Cozzani si trova agli arresti domiciliari. Come riporta l’Ansa, è accusato di corruzione elettorale, aggravato dalla circostanza di cui all’articolo 416-bis. 1 c.p. perché, secondo l’accusa, avrebbe agevolato l’attività di Cosa nostra.
Il braccio destro di Toti è accusato anche di corruzione per l’esercizio della funzione. Domiciliari anche per il presidente della regione Liguria, Giovanni Toti, per corruzione. Stessa misura anche per il terminalista Aldo Spinelli, mentre è finito in carcere l’ex presidente dell’autorità di sistema portuale del mar ligure occidentale – e attuale amministratore delegato di Iren – Paolo Emilio Signorini.
Ci sarebbero anche altri indagati da parte della procura di Genova per un presunto giro di corruzione: tra questi anche Francesco Mondaca, consigliere di amministrazione di Esselunga S.p.A., colpito anche dal divieto temporaneo di esercitare l’attività imprenditoriale e professionale. Stessa misura disposta anche per Roberto Spinelli, imprenditore nel settore logistico e immobiliare, figli di Alfo Spinelli.

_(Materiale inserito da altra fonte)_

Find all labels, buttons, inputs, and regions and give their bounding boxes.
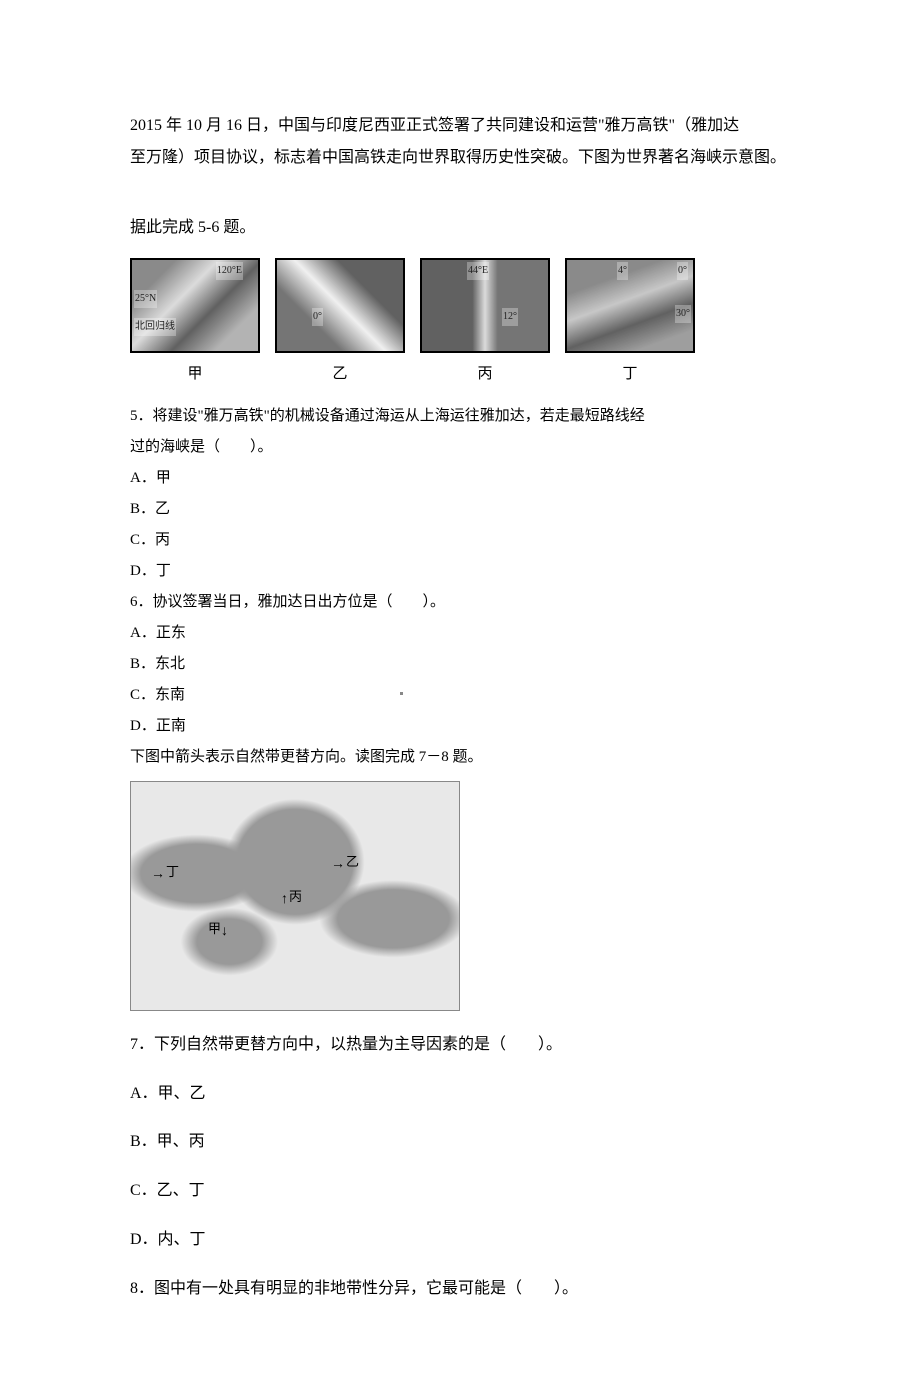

Secondo i magistrati infatti, come riporta il Secolo XIX, un sistema di potere avrebbe per anni indirizzato, con responsabilità e azioni diversificate in un cronico intreccio di tangenti e favori, alcune delle operazioni politico amministrative più importanti avvenute in Liguria: tra queste la maxi-concessione per gestire fino al 2051 il Terminal Rinfuse, uno dei principali del porto genovese, e poi il via libera all’espansione dei supermercati Esselunga nel capoluogo ligure e la riconversione d’un pezzo di litorale nel Savonese, le ex Colonie bergamasche di Celle.
Presunzione di innocenza
Nel sistema penale italiano vige la presunzione di innocenza fino alla sentenza definitiva. Presunzione di innocenza che si basa sull’articolo 27 della costituzione italiana secondo il quale una persona “non è considerata colpevole sino alla condanna definitiva”.